Motivated by the 50th anniversary of that march as well as recent events happening across the nation, journalism students from Morgan’s School of Global Journalism & Communication joined with their peers from West Virginia University’s Reed College of Media to collaborate on a unique social justice reporting project to help promote a critically needed conversation about race in America. The result of this effort is “Bridging Selma,” a technology driven and engaging, journalistic look at Selma today through the prism of the past. The hope would be that the project bridges the racial divide that continues to exist in Selma – and on the campuses of many of this nation’s universities.
With the city that served as the stage for one of the most horrific incidents from the civil rights era as their classroom, and guided by faculty from both schools, the students used the written word, photos and video to tell revealing stories of the town’s past and present and to probe the community’s current economic hardships and hopes for revitalization. The culmination of the students’ work can be viewed online at bridgingselma.com.
Professor Karen Houppert led the team from Morgan. Professor Karen Houppert led the team from Morgan. “For many of the students, it was their first time in a southern town steeped in the conflicting imagery of Confederate tradition and daunting symbols of the civil rights struggle,” said Houppert. “Through multimedia storytelling and individual narrative, “Bridging Selma” enabled students to learn about each other’s differences as well as their commonality while reporting stories that confront issues of race and social equity. These stories and their personal interaction taught them how to become part of this nation’s larger dialogue on race.”
As a component of their reporting, they even experimented with virtual reality (VR) to explore perspective and the role of empathy in immersive storytelling. To support this approach, the students produced an app called “Fractured Tour” that works with VR headsets, such as Google Cardboard and Samsung VR Gear, to immerse the viewer in a virtual tour of stories. The “Fractured Tour” VR app can be downloaded through Google Play.

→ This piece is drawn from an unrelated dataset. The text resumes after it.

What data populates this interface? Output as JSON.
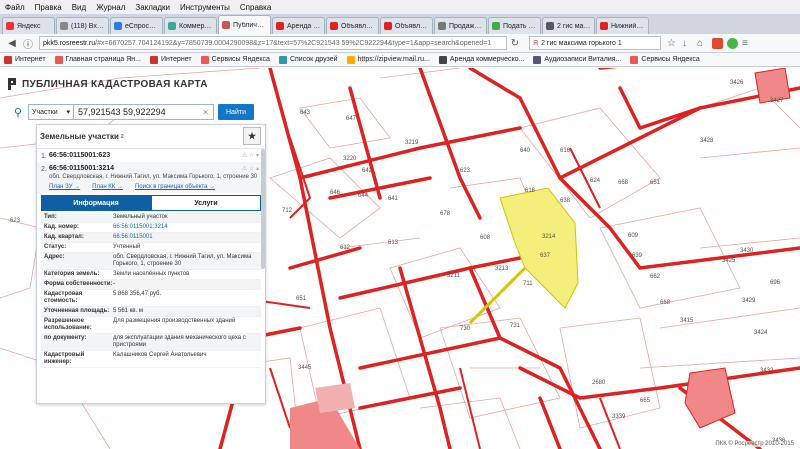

The idea for the project came from Morgan’s DeWayne Wickham, dean of the School of Global Journalism & Communication. His goal for the project was to bring students and faculty together from both schools to work on creating shared curricula focused on knowledge-based reporting that challenge conventional news gathering practices.
Following the success of Bridging Selma, both universities hope that this project will serve as a springboard to developing future programs that bring students from both colleges together on meaningful journalism projects that stimulate dialogue and help drive solutions to the issues dividing our communities.